# 1953 Schwinn Speedster????



## IJamEcono (Jul 30, 2013)

The seller says this is a 1953 two speed speedster. I'm pretty sure they didn't make speedsters that early. And he says its all original, though the handlebars look odd to me. Serial number is J067368. Is it a flying star? The seller said he did replace a few lines. Perhaps he thought it was a speedster and replaced the decal. Any help much appreciated!!


----------



## island schwinn (Jul 30, 2013)

middleweight speedsters came out in 59 if i remember right.i have a 59,60,and 61.


----------



## IJamEcono (Jul 30, 2013)

Thanks. I bet the serial number is actually J8 instead of J0.


----------



## Rivnut (Jul 30, 2013)

1959 was the first year for that style chain guard.

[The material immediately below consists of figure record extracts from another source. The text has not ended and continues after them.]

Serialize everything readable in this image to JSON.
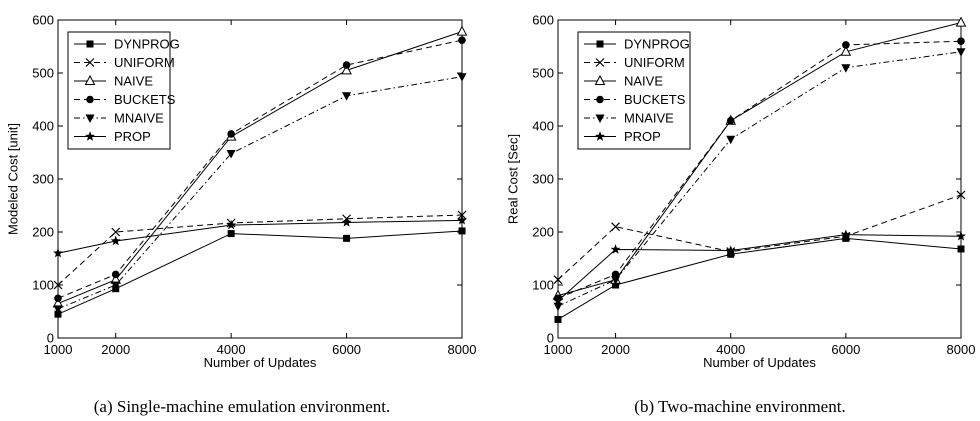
{
  "chart_data": [
    {
      "type": "line",
      "caption": "(a) Single-machine emulation environment.",
      "xlabel": "Number of Updates",
      "ylabel": "Modeled Cost  [unit]",
      "x": [
        1000,
        2000,
        4000,
        6000,
        8000
      ],
      "xticks": [
        "1000",
        "2000",
        "4000",
        "6000",
        "8000"
      ],
      "ylim": [
        0,
        600
      ],
      "yticks": [
        0,
        100,
        200,
        300,
        400,
        500,
        600
      ],
      "legend_position": "top-left",
      "series": [
        {
          "name": "DYNPROG",
          "marker": "square",
          "dash": "solid",
          "values": [
            45,
            93,
            197,
            188,
            202
          ]
        },
        {
          "name": "UNIFORM",
          "marker": "x",
          "dash": "dashed",
          "values": [
            100,
            200,
            217,
            225,
            232
          ]
        },
        {
          "name": "NAIVE",
          "marker": "triangle-up",
          "dash": "solid",
          "values": [
            65,
            110,
            380,
            505,
            578
          ]
        },
        {
          "name": "BUCKETS",
          "marker": "circle",
          "dash": "dashed",
          "values": [
            75,
            120,
            385,
            515,
            562
          ]
        },
        {
          "name": "MNAIVE",
          "marker": "triangle-down",
          "dash": "dashdot",
          "values": [
            55,
            100,
            348,
            457,
            493
          ]
        },
        {
          "name": "PROP",
          "marker": "star",
          "dash": "solid",
          "values": [
            160,
            183,
            213,
            218,
            222
          ]
        }
      ]
    },
    {
      "type": "line",
      "caption": "(b) Two-machine environment.",
      "xlabel": "Number of Updates",
      "ylabel": "Real Cost [Sec]",
      "x": [
        1000,
        2000,
        4000,
        6000,
        8000
      ],
      "xticks": [
        "1000",
        "2000",
        "4000",
        "6000",
        "8000"
      ],
      "ylim": [
        0,
        600
      ],
      "yticks": [
        0,
        100,
        200,
        300,
        400,
        500,
        600
      ],
      "legend_position": "top-left",
      "series": [
        {
          "name": "DYNPROG",
          "marker": "square",
          "dash": "solid",
          "values": [
            35,
            100,
            158,
            188,
            168
          ]
        },
        {
          "name": "UNIFORM",
          "marker": "x",
          "dash": "dashed",
          "values": [
            110,
            210,
            163,
            192,
            270
          ]
        },
        {
          "name": "NAIVE",
          "marker": "triangle-up",
          "dash": "solid",
          "values": [
            80,
            110,
            410,
            540,
            595
          ]
        },
        {
          "name": "BUCKETS",
          "marker": "circle",
          "dash": "dashed",
          "values": [
            75,
            120,
            410,
            553,
            560
          ]
        },
        {
          "name": "MNAIVE",
          "marker": "triangle-down",
          "dash": "dashdot",
          "values": [
            60,
            110,
            375,
            510,
            540
          ]
        },
        {
          "name": "PROP",
          "marker": "star",
          "dash": "solid",
          "values": [
            70,
            167,
            165,
            195,
            192
          ]
        }
      ]
    }
  ]
}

http://www.trfindley.com/flschwinn_1951_1960/1959_00a.html


----------



## rollfaster (Jul 30, 2013)

*1953 schwinn speedster???*

serial number is that of september of 1960.i think it is a correct speedster.


----------



## Talewinds (Jul 30, 2013)

Here's a 59' Speedster in original condition with special order dealer-equipped springer front end. I worked on this bike last year, still in possession of the original owner who bought it with newspaper delivery money when he was 12 in Staunton, IL.


----------



## IJamEcono (Jul 30, 2013)

What's a fair price for it?


----------



## island schwinn (Jul 30, 2013)

fair price is what you feel comfortable paying.they were standard equipped bikes and not real expensive compared to the vettes and jags.
i paid 90 bucks for my 59.couple hundred for my 60 and a bit more for my 61.my 61 also has the color matched schwinn springer with sturmey archer front drum and deluxe seat,and a miller generator light set.all dealer stuff.
my blue 60 has added racks front and rear.


----------



## greenephantom (Aug 1, 2013)

Fair price? Maybe $100. Maybe a bit more, maybe a whole lot less. These are very condition-dependent. Looks like it's all there, and it's a 3 speed version, which is desirable but more complicated than the coaster version. Can't tell if paint is faded or just dusty, or if the rear fender is bunged up or not. Plus make sure there's no rim dings; not a big deal on coasters, but bad with rim brakes.  The Speedsters are neat but not wildly collectable and are pretty common when found in average condition.  Still, the 3 speeds are lots of fun when set up properly.
Cheers, Geoff


----------